O xadrez e as obsessões


Você nota que tem obsessões quando aquilo começa a fazer parte compulsiva de seus sonhos.

Recordo de um conto que li, muitos anos atrás. Falava de um homem que fora preso e colocado em uma solitária. Tempos infindáveis sem nada que não fosse comida colocada por uma mão sem rosto. Pior tortura não havia, segundo ele. Um dia conseguira roubar, ou achar que o fosse, um livro.

Um livro! Passou algum tempo sem abri-lo, só antegozando o prazer de o ler. Mas quando, finalmente, se encheu de coragem, e conseguiu olhar, trêmulo de emoção, qual não foi sua decepção. Era um livro sobre jogadas de mestres de xadrez!

Entre a frustração de ter o que imaginava e sentido de sobrevivência de se arranjar com o que tinha, começou a ler. E aprender xadrez pela teoria.
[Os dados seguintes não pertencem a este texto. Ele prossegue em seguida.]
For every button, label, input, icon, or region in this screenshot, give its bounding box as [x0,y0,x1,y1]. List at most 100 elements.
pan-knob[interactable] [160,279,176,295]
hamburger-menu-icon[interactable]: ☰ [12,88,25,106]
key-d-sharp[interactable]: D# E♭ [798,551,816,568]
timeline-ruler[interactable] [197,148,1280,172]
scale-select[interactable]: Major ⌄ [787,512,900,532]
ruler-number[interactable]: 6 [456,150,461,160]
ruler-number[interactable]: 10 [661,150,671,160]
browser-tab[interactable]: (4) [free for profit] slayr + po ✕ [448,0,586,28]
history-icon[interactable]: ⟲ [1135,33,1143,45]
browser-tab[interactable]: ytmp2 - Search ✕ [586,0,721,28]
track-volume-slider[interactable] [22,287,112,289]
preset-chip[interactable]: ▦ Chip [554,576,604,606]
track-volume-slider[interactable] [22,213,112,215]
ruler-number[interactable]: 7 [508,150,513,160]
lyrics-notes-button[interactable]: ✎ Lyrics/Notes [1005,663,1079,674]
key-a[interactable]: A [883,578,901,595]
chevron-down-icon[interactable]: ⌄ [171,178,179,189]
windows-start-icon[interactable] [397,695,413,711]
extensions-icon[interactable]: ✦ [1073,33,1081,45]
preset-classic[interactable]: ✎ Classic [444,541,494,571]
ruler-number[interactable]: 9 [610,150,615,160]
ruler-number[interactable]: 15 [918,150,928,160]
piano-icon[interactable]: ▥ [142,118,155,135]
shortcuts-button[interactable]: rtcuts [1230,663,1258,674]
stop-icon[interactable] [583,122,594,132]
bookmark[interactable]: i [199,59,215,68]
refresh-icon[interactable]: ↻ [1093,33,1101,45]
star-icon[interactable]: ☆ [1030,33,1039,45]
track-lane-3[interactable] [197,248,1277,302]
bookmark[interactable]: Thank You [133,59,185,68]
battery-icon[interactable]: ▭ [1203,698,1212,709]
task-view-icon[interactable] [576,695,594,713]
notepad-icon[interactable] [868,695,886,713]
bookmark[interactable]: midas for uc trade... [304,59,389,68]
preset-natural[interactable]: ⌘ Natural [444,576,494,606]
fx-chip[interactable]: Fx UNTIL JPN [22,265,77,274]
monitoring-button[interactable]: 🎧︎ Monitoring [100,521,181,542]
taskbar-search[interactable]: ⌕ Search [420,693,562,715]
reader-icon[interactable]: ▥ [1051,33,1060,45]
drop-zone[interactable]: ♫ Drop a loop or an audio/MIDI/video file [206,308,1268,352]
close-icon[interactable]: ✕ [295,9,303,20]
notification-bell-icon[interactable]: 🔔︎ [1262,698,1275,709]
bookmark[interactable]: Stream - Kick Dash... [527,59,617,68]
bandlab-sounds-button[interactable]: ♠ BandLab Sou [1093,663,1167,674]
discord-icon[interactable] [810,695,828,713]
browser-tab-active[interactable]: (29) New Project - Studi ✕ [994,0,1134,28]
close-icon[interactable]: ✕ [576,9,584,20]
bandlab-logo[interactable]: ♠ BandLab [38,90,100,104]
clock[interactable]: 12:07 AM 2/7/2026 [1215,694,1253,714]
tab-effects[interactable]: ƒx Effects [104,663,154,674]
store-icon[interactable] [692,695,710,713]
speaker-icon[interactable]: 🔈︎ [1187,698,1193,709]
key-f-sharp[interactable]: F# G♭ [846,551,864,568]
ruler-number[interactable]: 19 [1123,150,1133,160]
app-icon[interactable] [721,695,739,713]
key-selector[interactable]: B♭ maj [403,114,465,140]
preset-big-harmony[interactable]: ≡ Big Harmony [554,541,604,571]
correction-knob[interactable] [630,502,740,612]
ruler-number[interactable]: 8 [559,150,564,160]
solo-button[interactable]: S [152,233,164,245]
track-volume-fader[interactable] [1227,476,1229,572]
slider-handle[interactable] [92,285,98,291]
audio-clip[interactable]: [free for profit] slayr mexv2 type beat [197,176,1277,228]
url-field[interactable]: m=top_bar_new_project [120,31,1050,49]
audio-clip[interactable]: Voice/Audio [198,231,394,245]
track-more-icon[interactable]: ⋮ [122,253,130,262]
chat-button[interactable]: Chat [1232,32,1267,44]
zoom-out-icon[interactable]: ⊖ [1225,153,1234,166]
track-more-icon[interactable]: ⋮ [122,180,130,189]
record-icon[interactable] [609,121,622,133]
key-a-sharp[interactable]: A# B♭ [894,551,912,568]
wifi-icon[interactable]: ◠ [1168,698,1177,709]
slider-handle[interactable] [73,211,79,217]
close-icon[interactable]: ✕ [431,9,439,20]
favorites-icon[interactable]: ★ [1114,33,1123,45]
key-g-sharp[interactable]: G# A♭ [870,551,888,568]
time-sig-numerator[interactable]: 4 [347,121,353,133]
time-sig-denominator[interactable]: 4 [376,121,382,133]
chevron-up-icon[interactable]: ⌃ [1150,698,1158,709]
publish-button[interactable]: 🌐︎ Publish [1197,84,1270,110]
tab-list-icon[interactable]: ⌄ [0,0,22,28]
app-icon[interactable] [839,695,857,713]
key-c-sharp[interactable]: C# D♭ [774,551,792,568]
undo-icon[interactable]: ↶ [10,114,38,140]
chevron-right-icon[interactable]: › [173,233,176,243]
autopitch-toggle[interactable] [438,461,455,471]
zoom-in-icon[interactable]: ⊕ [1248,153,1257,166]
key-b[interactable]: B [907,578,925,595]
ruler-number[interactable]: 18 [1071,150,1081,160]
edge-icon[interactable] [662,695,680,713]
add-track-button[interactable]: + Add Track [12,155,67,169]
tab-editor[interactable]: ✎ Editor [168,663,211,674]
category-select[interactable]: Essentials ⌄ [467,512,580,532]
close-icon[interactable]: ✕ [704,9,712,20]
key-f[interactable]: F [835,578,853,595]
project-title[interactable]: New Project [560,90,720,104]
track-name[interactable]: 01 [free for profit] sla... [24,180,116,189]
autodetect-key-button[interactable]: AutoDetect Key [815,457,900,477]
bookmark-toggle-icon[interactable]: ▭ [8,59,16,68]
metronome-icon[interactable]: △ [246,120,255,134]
Guardou pedaços de pão e com eles formou peças. Repetiu estratégias Ad aeternum até não precisar de recursos externos e o jogo se passar na sua cabeça. Começou a caminhar obsessivamente pela cela, repetindo os movimentos, maquinando estratégias suas, jogando com ele mesmo.

Este conto de Stefan Zweig fala da resistência humana frente ao totalitarismo e de como nossas defesas podem mexer tanto conosco que nos marcam de modo trágico muitas vezes.

Na época em que li, nem cheguei a fazer essa relação, embora entendesse bem a angústia relatada nas suas palavras. Lembro apenas que meu pai relatara um sonho que tivera quando ele jogava xadrez em uma imensa praça e uma das peças era minha irmã, pequena na época da leitura.

Lembrei disso uns dias atrás quando me peguei fazendo algo que não fazia faz tempo. Jogar compulsivamente não xadrez, mas um desses joguinhos bobos de celular onde as peças se encaixam ao infinito. Esses que se vê as pessoas jogando mecanicamente em salas de espera, nas reuniões sociais ou em qualquer momento em que necessitem se isolar de algo. Por obvio chegou um dia em que sonhei encaixar pessoas da forma mais sensata ou possível, desencantada quando não conseguia enquadrar as cabeças no meu jeito de ver as coisas.

Freud explicaria. Ou a Gestalt, ou qualquer outro meio de compreensão de como a cabeça e os sentimentos mais profundos se expressem.

Como nos protegemos da barbárie? Do cotidiano que não faz mais sentido? Dos medos e temores que nos abatem e para os quais nossa alma, exaurida, não tem mais a tal de força de vontade de reagir...

Cada qual tem a sua resposta. Alguns aprendem algo, olham de outra perspectiva. Outros a transformam em obsessão.

Qual a minha? Qual a sua?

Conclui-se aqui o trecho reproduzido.